Kepala Bidang Kependudukan Disdukcapil Depok Yulistiani menjelaskan, sosialisasi ini untuk mengetahui jumlah WNA yang tinggal di Depok. "Supaya kita tahu jumlah WNA, jadi mereka kita dorong untuk bikin SKTT," katanya kepada Tempo, siang ini. Nantinya data tersebut akan dilaporkan ke Departeman Dalam Negeri dan Pemerintah Provinsi Jawa Barat.
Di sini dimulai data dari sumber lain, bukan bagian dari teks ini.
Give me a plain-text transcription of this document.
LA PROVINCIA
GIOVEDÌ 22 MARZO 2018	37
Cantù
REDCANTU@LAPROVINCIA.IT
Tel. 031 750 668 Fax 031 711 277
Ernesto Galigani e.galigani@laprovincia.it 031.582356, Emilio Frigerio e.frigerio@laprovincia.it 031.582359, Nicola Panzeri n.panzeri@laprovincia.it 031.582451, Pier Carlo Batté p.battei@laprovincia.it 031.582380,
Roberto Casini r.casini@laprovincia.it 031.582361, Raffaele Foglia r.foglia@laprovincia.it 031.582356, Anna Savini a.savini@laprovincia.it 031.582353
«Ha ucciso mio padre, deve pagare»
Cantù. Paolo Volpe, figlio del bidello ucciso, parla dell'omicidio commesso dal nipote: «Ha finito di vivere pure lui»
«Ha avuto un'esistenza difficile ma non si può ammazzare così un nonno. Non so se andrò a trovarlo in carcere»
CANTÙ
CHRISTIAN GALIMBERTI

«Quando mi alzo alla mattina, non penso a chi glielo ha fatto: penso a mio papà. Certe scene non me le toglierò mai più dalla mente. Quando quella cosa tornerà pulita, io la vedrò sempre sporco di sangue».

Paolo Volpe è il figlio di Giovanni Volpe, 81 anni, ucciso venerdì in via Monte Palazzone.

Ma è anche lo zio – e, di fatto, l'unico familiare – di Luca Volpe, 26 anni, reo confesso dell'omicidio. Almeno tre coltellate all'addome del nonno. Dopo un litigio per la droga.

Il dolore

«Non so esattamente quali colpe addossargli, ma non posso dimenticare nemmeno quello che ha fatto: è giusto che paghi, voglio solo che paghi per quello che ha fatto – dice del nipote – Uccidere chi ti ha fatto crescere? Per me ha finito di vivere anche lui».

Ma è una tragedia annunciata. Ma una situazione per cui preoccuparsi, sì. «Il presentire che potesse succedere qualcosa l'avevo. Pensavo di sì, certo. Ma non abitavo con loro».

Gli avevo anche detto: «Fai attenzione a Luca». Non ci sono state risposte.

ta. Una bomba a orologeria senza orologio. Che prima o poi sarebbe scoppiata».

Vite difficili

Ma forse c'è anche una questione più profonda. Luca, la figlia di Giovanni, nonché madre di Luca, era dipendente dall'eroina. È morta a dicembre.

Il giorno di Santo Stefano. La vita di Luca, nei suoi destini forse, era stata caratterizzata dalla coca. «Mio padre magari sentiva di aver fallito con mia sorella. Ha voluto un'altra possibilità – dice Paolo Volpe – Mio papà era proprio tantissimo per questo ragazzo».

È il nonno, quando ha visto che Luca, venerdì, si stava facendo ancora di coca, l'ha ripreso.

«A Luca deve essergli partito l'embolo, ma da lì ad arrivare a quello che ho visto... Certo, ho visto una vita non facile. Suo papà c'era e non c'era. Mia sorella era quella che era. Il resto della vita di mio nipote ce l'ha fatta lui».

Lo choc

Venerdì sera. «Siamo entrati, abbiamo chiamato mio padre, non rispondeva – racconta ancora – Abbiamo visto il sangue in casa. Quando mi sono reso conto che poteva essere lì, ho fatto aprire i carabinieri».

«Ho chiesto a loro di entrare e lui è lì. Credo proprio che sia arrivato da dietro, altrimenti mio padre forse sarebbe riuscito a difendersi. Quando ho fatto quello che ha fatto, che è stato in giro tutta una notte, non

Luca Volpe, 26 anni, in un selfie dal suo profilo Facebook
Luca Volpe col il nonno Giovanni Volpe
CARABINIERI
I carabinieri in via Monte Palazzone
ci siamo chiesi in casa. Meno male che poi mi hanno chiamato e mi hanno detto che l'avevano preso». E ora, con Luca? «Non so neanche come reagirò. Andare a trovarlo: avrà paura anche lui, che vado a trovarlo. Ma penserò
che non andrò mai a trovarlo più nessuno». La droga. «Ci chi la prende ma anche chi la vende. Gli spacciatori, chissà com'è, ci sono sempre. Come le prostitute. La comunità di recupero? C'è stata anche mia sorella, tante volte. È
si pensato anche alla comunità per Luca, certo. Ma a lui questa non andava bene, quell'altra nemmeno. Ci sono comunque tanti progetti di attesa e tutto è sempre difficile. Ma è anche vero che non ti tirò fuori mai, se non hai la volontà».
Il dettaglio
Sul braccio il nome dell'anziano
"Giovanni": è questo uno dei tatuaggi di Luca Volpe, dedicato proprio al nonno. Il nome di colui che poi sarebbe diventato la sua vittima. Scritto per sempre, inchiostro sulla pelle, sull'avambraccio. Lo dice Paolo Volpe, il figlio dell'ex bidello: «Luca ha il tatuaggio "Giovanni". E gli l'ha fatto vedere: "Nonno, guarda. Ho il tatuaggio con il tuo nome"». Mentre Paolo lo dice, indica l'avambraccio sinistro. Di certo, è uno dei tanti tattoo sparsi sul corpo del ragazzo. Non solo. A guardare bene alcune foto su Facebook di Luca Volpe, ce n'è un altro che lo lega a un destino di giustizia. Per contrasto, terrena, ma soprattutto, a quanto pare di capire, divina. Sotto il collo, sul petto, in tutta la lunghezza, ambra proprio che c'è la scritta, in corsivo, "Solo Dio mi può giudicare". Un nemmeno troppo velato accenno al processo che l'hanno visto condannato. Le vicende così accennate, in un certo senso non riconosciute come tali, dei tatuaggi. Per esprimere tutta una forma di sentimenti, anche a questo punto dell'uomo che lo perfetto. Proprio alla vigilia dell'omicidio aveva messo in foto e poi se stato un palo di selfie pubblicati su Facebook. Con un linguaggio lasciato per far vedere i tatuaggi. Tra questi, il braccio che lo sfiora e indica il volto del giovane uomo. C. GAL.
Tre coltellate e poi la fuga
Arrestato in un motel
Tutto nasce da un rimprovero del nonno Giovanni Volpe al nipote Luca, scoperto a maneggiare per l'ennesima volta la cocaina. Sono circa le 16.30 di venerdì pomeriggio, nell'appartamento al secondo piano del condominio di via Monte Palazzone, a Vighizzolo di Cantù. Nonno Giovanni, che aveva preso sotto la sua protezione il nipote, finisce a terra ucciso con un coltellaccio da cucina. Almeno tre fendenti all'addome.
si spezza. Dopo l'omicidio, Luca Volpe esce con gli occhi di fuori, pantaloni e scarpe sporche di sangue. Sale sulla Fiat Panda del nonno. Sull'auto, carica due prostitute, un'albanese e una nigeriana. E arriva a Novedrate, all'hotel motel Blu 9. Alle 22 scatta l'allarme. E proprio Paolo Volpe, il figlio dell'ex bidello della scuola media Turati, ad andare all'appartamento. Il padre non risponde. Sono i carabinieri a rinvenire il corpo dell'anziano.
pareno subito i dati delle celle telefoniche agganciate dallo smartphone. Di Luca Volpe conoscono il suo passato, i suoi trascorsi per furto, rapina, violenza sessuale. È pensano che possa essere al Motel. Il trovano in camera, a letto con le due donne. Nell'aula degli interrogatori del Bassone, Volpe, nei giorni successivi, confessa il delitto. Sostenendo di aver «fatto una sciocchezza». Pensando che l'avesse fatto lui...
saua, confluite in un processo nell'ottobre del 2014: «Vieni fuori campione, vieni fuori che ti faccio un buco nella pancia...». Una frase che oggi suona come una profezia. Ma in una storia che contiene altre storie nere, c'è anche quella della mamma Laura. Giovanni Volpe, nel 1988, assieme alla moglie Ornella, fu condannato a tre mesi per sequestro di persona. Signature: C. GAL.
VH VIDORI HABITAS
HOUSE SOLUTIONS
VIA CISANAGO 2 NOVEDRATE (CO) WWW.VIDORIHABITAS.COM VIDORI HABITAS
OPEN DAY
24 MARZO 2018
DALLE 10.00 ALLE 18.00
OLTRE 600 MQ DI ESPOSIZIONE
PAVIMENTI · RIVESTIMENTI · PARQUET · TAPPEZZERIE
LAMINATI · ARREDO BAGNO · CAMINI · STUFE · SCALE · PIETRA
Operator Penduduk Pindah-Datang dan WNA Disdukcapil Teguh Santoso mengatakan sampai Maret 2010, jumlah WNA yang membuat maupun memperpanjang SKTT sebanyak 161 warga. Tetapi, pihak Disdukcapil meyakini jumlah WNA yang tinggal di Depok lebih dari itu.
Umumnya WNA di Depok tinggal di Kelurahan Harjamukti, Kelurahan Pondok Cina, dan Kelurahan Sukatani. "Nantinya kita akan fokuskan sosialisasi di kelurahan-kelurahan itu," kata Teguh.
Hampir 80 persen WNA yang tinggal di Depok merupakan mereka yang bekerja di luar wilayah Depok, seperti Cikarang dan Bekasi. "Kebanyakan mereka tinggal di Cibubur, tapi kerjanya di luar Depok," kata dia. Sedangkan 20 persen sisanya terdiri dari mahasiswa yang berkuliah di kampus-kampus di Depok dan keluarga dari WNA asing yang bekerja di Indonesia. WNA yang tinggal di Depok di dominasi oleh warga dari Cina dan Korea Selatan.
Adapun setiap harinya Disdukcapil mengurus 1 sampai 3 orang pemohon SKTT. Menurut Teguh, untuk mendapatkan SKTT ini setiap pemohon dikenakan biaya sebanyak Rp 50 ribu. Tetapi jika pemohon mengajukan SKTT lewat 14 hari dari waktu sejak dikeluarkannya Kartu Izin Tetap (Kitap) ataupun Kartu Izin Sementara (Kitas), maka pemohon dikenakan denda sebanyak Rp 250 ribu. "Begitu Kitas keluar dari imigrasi, WNA harus mengurus SKTT. Lewat 14 hari didenda," kata dia.